Blue Power to ink co-packaging deal with Seprod
Blue Power Group Limited is finalising negotiations with Seprod Limited to co-package two laundry cake soaps mainly for export.
The deal slated for signing in September will see Blue Power manufacturing Diamond and Cannon brands of laundry cake soaps. Seprod would then distribute the soaps to clients based mostly overseas.
Blue Power already makes soaps for itself, GraceKennedy, Lasco, Cari-Med, and Pay Less Soaps, among others. The pending Seprod contract would utilise excess capacity on Blue Power's soap lines based at Victoria Avenue in downtown Kingston.
"We hope to manufacture Seprod brands of laundry soaps. These include the Diamond and Cannon brands, both of which are for export, with a little bit for the local market," Blue Power chairman Dhiru Tanna said in a Gleaner Business interview.
Blue Power hopes to start making the soaps in October, test batches of which were seen at the factory on Tuesday, but Tanna did not disclose the volumes to be produced.
Blue Power's factory on Victoria Avenue recently underwent a $65 million upgrade, resulting in new mixtures, a rolling mill, stamping machine, floor concreting, air conditioning, and new forklifts.

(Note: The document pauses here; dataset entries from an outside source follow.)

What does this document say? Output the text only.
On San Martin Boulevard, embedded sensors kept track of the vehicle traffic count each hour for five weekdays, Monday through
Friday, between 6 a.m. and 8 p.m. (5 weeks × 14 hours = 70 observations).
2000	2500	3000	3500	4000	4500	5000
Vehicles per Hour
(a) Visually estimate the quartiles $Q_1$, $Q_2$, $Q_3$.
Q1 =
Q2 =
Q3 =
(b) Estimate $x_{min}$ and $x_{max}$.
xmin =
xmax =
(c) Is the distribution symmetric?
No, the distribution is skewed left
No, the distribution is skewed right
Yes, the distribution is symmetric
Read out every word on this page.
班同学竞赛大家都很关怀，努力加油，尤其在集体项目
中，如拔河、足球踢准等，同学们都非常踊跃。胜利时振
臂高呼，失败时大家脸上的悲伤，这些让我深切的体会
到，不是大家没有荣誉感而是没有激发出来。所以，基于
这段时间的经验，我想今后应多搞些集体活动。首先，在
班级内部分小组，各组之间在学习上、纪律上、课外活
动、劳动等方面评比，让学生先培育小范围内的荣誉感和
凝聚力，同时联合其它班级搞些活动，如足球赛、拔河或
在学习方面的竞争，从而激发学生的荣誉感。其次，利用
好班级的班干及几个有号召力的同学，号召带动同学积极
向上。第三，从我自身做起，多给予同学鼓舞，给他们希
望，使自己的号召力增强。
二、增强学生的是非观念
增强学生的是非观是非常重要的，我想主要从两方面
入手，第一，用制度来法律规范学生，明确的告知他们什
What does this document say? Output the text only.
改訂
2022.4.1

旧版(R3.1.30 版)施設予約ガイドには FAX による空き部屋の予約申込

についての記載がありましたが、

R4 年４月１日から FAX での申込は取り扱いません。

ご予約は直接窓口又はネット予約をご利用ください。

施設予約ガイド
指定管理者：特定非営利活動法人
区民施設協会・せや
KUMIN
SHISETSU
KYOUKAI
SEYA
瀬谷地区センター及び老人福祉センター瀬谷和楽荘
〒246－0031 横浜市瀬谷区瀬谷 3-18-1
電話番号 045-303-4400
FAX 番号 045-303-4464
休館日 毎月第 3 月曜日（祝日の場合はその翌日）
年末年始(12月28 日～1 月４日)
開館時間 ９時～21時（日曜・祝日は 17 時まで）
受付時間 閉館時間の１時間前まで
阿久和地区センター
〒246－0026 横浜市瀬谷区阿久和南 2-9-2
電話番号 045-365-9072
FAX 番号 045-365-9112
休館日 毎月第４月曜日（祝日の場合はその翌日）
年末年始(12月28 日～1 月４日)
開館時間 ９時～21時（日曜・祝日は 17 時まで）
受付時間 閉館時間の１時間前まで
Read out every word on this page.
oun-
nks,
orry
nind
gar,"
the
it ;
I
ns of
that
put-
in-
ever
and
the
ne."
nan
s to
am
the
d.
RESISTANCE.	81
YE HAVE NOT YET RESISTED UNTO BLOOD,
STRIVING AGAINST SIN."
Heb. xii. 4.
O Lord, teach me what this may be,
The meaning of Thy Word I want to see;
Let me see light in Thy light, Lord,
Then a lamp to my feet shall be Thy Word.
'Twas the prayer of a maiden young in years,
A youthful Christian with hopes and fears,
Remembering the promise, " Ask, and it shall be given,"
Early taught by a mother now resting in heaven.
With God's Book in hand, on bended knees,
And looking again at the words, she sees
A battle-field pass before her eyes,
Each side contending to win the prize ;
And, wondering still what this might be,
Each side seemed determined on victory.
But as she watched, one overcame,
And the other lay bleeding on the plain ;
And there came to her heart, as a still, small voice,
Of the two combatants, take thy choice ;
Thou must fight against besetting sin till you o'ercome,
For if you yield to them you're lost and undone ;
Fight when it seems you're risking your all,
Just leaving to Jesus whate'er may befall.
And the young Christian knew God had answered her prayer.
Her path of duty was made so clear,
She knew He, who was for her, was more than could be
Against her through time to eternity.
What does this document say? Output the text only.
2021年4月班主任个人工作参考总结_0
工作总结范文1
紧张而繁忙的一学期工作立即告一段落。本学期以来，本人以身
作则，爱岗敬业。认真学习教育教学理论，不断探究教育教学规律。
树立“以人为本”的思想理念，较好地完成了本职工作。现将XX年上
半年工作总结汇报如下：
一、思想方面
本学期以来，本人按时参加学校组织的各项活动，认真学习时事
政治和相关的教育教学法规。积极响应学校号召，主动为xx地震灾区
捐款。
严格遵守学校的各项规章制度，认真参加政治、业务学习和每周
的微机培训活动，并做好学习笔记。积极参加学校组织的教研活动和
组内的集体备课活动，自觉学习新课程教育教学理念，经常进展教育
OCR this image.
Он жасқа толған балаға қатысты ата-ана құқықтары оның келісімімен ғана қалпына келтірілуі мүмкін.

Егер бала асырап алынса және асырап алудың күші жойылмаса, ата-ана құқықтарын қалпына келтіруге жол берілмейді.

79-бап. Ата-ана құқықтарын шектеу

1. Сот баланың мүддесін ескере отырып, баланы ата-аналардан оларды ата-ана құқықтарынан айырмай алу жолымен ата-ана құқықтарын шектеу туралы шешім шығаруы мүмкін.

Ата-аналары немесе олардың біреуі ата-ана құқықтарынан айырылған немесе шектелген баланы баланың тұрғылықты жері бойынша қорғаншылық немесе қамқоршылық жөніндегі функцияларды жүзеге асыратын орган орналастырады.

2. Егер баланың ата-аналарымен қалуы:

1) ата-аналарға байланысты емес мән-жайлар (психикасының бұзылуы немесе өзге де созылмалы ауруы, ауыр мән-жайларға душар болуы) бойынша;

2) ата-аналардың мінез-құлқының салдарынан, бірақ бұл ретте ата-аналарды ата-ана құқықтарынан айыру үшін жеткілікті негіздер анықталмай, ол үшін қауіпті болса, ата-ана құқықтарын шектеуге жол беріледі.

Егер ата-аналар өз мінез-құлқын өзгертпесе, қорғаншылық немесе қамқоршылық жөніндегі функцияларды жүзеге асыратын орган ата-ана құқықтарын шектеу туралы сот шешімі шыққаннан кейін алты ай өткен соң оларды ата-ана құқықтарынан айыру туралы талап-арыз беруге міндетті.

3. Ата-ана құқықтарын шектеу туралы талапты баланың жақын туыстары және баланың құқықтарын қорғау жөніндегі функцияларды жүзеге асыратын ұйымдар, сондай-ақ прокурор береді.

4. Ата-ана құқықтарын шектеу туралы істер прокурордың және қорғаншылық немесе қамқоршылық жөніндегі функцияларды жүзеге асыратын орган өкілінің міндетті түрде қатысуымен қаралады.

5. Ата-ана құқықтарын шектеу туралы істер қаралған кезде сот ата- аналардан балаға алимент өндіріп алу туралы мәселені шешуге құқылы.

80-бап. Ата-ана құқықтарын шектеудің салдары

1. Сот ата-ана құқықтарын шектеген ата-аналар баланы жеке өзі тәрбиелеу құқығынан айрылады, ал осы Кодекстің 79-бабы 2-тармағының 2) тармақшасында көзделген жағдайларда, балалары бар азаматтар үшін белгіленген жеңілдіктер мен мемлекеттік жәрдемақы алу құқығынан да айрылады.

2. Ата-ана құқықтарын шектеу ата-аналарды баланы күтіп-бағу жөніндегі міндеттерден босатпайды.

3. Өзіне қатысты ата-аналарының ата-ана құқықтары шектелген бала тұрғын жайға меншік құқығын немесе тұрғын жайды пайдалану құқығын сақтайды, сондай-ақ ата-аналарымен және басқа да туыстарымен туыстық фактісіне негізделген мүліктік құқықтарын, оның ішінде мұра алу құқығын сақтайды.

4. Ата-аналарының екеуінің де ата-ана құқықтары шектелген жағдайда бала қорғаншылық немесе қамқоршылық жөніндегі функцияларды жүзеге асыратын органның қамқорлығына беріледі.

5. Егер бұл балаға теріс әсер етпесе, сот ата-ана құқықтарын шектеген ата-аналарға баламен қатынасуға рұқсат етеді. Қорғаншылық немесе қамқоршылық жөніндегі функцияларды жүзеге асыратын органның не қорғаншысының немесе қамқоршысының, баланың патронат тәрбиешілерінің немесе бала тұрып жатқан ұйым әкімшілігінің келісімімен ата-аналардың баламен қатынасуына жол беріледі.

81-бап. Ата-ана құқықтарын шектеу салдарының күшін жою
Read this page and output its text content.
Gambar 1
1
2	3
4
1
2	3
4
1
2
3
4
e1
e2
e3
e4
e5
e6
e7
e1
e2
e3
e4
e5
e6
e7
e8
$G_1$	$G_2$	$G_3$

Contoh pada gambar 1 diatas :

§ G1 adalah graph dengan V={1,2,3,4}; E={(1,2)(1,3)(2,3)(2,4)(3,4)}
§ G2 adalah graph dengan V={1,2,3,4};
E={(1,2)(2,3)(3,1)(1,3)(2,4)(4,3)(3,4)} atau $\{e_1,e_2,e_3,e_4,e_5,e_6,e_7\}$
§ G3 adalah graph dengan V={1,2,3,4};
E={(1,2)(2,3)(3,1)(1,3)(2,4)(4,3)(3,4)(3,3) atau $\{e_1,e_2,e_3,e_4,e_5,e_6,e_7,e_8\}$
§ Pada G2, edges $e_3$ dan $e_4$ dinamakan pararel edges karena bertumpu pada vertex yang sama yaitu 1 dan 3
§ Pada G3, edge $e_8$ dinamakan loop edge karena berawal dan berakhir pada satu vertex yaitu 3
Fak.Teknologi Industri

In addition, the company late last year rented property at 8 Victoria Avenue, which was retrofitted especially for storage of soap raw material. Consequently, the overall factory and warehouse now seamlessly connects three lots at numbers 4, 6 and 8 Victoria Avenue under one roof. It resulted in increasing warehousing space by 9,000 square feet to some 29,000 square feet, said Tanna.
Blue Power began making soaps in 2002. Tanna said he transformed a "hobby" into a business. Profit from the soap division now accounts for the more than half of group profits with, lumber accounting for the rest.
In the company's first quarter ending July, the soap division made nearly $20 million net profit on revenues of $109 million, while the lumber division made profit of nearly $19 million on revenues of $272 million.
Fifteen years ago, Blue Power's shareholders question-ed the efficacy of entering the soap business. That's because the lumber import business was already profitable. At that time, Jamaica had just emerged from a manufacturing meltdown of the 1990s, which led to an influx of cheaper imports in most sectors.
"I said there must be something Jamaica can make that it doesn't have to import. Maybe not everything, but something," Tanna recounted on Tuesday during a factory tour with Gleaner Business.
Tanna in his research recognised that Jamaica imported 95 per cent of blue laundry soaps. It was an opportunity for the island to make its own, he said. Consequently, he set up a small soap line with equipment built around 1908. It was a micro operation, but the quality was on par with competitors, he asserted. Still nobody wanted his soaps, not even on consignment.
"I couldn't sell even a case," Tanna said, recalling the rejection by wholesalers in downtown Kingston, which represents a core buying market for laundry soap.
For two years, the naysayers were proved right and the soap operation racked up losses. Back then, most of the imported laundry cake soap came from one supplier. The breakthrough came from a wholesaler called Mrs Lyn. She bought a few cases and on-sold them to street vendors downtown, Tanna said. From there, the soap sales started to gain traction.
It was the beginning of what Tanna said would become his key street-side distribution network throughout downtown Kingston. Today the company also sells the product to supermarkets and mega stores including PriceSmart, which orders up to 500 cases per month. The company also exports to the United States and Guyana.
Its financials indicate that export sales, up 27 per cent year on year, continue to outpace local sales.
Overall, the July quarter of the new financial year reported an overall improvement in total sales from $339 million to $381 million, an increase of just over 12 per cent, while profit inched up from $43 million to $44 million, an increase of less than 3 per cent.
Blue Power's balance sheet now reflects the early repayment of a Development Bank of Jamaica loan for the installation of the solar system at Victoria Avenue. The company's assets are valued at nearly $760 million.